Labour figures called for Corbyn to step down. He duly did so in his acceptance speech after holding his seat in London. Two officials, speaking on condition of anonymity, had said there was no way he could carry on.

“Tonight is an absolute disaster for the Labour Party,” Ian Murray, Labour lawmaker for Edinburgh South, told the BBC. “There has got to be a change of direction. That work either has to start tomorrow or the Labour Party has to reassess what it stands for.”

Brexit has redrawn the political map of the country, but few people predicted just by how much in this election.

Former industrial areas of northern England and Wales abandoned Labour for the first time in generations, mining and steel towns that suffered from mass unemployment under the Conservatives in the 1980s now embracing the party.

Scotland, which opposed Brexit, staged a rebellion as the SNP retook seats it lost two years ago. Officials played down the exit polls showing it had won 55 of 59 districts, but as results trickled in the swing in support backed up the prediction. That would spur leader Nicola Sturgeon to reiterate her demand for another Scottish independence referendum, something Johnson has so far ruled out.

The exit poll is based on a mass survey of tens of thousands of people after they cast their ballots. That has generally made it more accurate in predicting the outcome of U.K. elections than snapshot surveys of voters’ intentions conducted during the campaign.

As results started to come in, they seemed to bear out the results of the survey, as voters moved to the Conservatives almost everywhere, but particularly strongly in places that voted to leave the EU in the 2016 referendum.

The exit poll Parliamentary seat forecast showed:

  • Conservatives to win 368 seats
  • Labour to win 191
  • Liberal Democrats to win 13
  • Brexit Party to win 0
  • Scottish National Party to win 55
  • Green Party to win 1
  • Other parties to win 22
For Johnson, a big majority would mark the culmination of an extraordinary rise to power. After he led the pro-Brexit campaign three years ago, Johnson watched as Theresa May tried and repeatedly failed to negotiate an EU divorce agreement the House of Commons would accept.
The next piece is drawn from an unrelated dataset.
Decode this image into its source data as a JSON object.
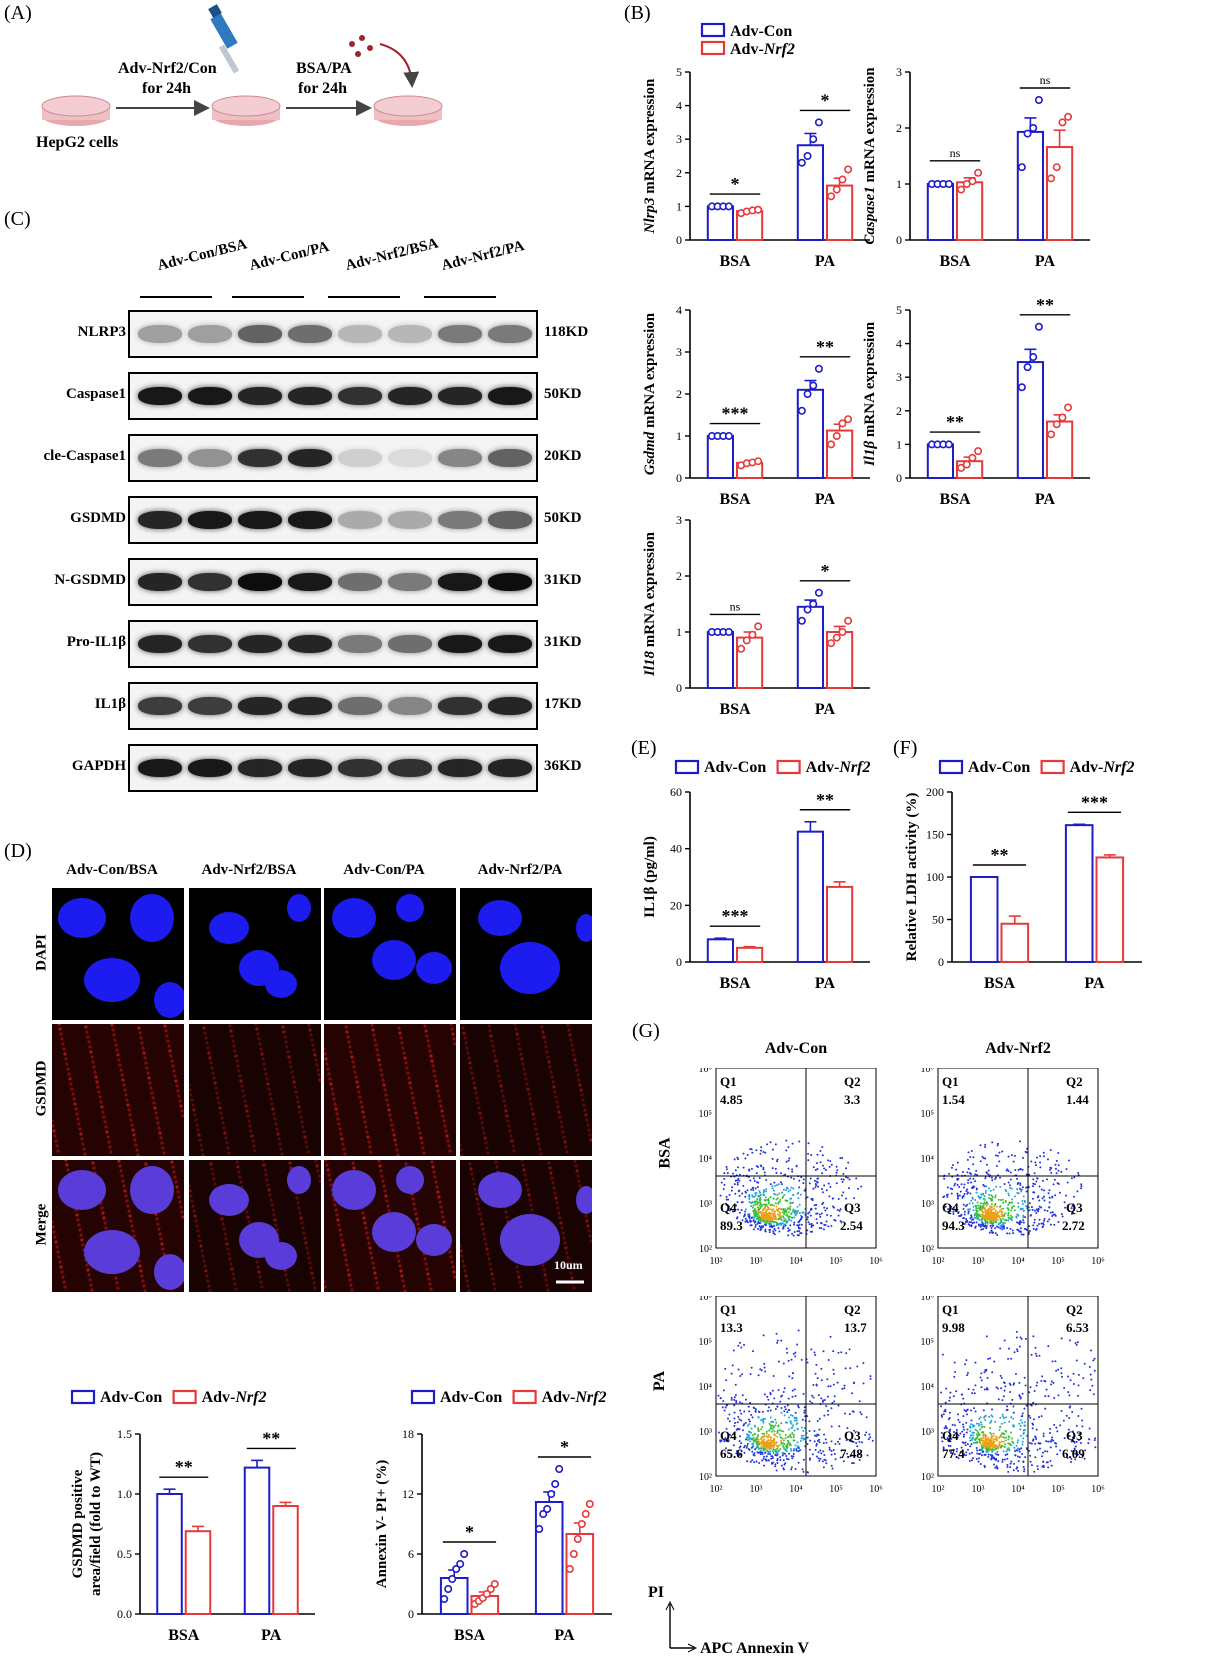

When she called a snap election in 2017 expecting a landslide, she lost the majority she started with, plunging the U.K. into two years of chaos as a deadlocked parliament failed to agree on the way forward. May was finally forced to resign, allowing Johnson to take over as prime minister in July with a promise to deliver Brexit “do or die” by the end of October.

Despite months of threats and bellicose rhetoric, he eventually secured a new Brexit deal with the EU, but couldn’t persuade parliament to rush it into law in time for him to meet his deadline.

That was enough to prompt the premier to trigger an early election -- the next one wasn’t due until 2022 -- in the hope voters would give him the majority he needed. Johnson’s bet looks like it has paid off.